The Guayaquil woodpecker is found from southwestern Colombia's Cauca Department south through Ecuador west of the Andes into northwestern Peru's Department of Cajamarca. It inhabits the interior and edges of dry to humid deciduous forest and also mature secondary forest. In elevation it ranges as high as 1100 m in Colombia and 1500 m in Ecuador and Peru, but there mostly below 800 m.

==Behavior==
===Movement===

The Guayaquil woodpecker is a year-round resident throughout its range.

===Feeding===

The Guayaquil woodpecker often forages in pairs, and usually in the forest canopy.
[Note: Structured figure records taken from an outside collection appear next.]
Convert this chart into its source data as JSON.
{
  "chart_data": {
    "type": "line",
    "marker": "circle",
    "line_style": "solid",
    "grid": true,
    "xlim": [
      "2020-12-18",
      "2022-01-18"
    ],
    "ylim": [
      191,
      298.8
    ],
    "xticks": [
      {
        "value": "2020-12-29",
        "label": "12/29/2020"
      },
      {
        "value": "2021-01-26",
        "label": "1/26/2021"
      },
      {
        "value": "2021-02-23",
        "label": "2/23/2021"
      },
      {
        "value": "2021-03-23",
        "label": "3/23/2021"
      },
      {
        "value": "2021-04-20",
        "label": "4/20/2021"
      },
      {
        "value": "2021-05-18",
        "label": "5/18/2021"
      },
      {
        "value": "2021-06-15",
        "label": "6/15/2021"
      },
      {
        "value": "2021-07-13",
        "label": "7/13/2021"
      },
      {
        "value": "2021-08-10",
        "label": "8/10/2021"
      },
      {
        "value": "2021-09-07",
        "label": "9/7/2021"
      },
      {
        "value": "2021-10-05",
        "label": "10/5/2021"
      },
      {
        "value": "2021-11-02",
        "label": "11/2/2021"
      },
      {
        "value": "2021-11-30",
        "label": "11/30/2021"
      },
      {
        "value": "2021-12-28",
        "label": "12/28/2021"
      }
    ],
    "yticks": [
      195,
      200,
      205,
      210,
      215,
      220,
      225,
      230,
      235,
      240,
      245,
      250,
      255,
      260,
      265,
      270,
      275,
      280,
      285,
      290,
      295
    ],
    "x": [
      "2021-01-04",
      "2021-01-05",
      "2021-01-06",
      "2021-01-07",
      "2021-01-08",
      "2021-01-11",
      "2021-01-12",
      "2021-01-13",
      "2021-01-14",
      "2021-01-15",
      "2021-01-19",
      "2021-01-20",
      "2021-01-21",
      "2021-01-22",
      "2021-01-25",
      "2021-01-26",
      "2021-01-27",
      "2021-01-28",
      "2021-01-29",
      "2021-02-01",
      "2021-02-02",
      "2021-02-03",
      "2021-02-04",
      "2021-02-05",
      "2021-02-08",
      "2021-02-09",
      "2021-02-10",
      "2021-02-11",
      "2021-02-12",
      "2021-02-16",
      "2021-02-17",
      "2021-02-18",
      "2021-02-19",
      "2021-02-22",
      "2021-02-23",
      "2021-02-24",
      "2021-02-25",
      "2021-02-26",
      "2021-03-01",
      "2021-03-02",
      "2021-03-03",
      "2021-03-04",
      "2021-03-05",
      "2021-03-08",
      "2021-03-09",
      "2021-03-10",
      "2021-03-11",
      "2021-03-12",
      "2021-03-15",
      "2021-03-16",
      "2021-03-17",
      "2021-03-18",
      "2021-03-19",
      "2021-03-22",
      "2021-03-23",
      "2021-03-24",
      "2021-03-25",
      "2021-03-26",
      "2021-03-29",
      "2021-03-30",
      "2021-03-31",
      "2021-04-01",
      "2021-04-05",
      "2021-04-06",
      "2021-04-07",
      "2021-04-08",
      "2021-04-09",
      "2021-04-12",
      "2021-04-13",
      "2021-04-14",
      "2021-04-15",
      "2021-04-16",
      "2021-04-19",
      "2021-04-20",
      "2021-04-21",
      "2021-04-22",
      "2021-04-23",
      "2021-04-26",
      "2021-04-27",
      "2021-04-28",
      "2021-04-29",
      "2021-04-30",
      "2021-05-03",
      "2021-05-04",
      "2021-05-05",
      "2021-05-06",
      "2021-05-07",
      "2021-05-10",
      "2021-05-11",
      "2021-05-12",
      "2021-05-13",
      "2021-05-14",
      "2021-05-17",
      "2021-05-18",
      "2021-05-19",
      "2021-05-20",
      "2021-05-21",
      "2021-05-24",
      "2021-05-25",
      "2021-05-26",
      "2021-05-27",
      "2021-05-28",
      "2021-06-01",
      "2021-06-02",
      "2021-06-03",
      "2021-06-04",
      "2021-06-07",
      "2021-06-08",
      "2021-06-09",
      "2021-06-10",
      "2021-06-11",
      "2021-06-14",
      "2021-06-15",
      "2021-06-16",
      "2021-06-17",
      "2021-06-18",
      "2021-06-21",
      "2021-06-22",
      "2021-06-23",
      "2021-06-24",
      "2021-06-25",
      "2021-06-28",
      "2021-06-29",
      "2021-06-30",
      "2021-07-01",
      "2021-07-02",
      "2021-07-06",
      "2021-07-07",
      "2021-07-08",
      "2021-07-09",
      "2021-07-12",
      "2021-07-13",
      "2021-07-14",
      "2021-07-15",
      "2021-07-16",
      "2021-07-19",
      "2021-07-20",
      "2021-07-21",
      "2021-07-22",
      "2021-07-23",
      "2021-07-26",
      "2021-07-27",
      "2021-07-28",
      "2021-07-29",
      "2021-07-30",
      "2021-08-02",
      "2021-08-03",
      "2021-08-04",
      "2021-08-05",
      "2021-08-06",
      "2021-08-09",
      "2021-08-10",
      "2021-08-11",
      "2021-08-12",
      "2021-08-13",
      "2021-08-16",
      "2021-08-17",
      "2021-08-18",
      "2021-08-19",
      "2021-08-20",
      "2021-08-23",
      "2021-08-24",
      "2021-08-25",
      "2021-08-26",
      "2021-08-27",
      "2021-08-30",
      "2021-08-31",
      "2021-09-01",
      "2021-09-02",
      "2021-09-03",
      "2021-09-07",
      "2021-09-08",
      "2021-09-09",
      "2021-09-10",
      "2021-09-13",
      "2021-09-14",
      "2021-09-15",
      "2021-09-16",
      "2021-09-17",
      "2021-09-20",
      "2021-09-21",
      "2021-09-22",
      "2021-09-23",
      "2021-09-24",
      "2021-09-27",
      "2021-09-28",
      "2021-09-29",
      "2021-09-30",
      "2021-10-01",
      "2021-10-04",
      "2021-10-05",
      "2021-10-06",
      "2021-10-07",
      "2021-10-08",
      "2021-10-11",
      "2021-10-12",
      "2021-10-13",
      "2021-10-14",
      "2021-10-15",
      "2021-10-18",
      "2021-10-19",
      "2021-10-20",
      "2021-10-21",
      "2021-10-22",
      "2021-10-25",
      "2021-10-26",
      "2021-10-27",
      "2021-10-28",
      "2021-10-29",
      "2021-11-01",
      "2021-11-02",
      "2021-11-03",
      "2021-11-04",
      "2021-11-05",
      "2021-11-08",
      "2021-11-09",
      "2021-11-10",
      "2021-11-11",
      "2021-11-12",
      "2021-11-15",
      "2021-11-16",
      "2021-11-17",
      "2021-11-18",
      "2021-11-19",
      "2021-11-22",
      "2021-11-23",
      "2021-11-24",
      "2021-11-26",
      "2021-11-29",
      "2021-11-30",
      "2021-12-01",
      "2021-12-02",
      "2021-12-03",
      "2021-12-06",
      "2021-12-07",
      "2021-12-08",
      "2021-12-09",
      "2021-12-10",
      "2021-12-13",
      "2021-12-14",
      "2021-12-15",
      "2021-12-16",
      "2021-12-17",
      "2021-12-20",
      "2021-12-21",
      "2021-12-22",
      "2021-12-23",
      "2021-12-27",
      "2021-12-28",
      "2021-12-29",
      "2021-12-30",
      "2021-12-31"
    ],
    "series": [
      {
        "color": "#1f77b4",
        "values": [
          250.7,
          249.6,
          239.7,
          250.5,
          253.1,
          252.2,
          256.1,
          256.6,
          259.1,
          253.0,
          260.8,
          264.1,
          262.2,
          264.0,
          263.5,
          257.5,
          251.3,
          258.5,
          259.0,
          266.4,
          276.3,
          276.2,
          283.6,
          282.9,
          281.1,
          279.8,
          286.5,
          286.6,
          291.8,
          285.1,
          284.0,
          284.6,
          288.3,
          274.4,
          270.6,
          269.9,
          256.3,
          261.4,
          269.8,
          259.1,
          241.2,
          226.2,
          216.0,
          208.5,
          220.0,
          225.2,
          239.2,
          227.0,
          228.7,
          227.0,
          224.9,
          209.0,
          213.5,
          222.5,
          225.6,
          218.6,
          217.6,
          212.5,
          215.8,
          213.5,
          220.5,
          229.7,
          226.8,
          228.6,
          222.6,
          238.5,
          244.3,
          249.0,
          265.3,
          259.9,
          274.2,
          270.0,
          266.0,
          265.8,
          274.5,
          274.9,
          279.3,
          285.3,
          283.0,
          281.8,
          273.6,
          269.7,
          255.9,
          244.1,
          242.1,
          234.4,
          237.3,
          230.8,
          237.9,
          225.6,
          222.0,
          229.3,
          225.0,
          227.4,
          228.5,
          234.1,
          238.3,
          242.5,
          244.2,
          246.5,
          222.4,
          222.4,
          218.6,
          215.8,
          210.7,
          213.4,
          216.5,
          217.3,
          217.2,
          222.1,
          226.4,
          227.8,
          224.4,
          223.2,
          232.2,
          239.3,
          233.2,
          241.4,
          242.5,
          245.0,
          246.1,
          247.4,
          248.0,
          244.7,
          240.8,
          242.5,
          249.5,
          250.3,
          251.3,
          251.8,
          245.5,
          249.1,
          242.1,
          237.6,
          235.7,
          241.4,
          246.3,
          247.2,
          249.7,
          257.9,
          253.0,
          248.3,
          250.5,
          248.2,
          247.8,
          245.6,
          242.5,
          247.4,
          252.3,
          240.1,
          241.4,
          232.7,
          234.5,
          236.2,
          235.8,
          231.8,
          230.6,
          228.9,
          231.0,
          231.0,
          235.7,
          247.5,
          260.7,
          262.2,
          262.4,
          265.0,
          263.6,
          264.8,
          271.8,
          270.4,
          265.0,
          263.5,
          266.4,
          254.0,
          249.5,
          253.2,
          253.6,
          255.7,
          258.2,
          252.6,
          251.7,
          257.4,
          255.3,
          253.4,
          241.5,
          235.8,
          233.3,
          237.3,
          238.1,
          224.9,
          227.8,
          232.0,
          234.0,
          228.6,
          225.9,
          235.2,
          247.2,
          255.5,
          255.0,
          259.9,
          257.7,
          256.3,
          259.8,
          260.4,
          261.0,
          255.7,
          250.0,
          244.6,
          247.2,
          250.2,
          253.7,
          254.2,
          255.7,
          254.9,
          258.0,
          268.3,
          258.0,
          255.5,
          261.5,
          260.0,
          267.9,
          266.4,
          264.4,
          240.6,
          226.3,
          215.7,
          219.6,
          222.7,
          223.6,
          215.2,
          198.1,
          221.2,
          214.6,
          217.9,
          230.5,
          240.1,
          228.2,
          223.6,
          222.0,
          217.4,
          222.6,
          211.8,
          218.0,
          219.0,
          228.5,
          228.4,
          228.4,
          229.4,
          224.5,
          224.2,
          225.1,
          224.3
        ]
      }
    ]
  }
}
Its diet has not been documented but is likely similar to that of the closely related crimson-crested woodpecker (C. melanoleucos), which see here.

===Breeding===

The Guayaquil woodpecker's breeding season has not been defined but includes at least October and May. Nothing else is known about its breeding biology.

===Vocal and non-vocal sounds===

The Guayaquil woodpecker's most common call is "a liquid, rolling "kwi-kwi-kwe-rrrrrrr"". When excited it utters ""kwik-kwik-kwikerrr" and "kik-kwiddit" notes". Its drum is "a one-second long roll comprising 4–7 strikes (typically six), the first loud and forceful, the rest weaker".

==Status==

The IUCN has assessed the Guayaquil woodpecker as being of Least Concern. It has a fairly large range and an estimated population of at least 25,000 mature individuals, though the latter is believed to be decreasing. The main threat is forest clearance and fragmentation for agriculture and ranching, but "the species appears to tolerate the degradation and fragmentation of its habitat." It occurs in several protected areas in Ecuador and Peru.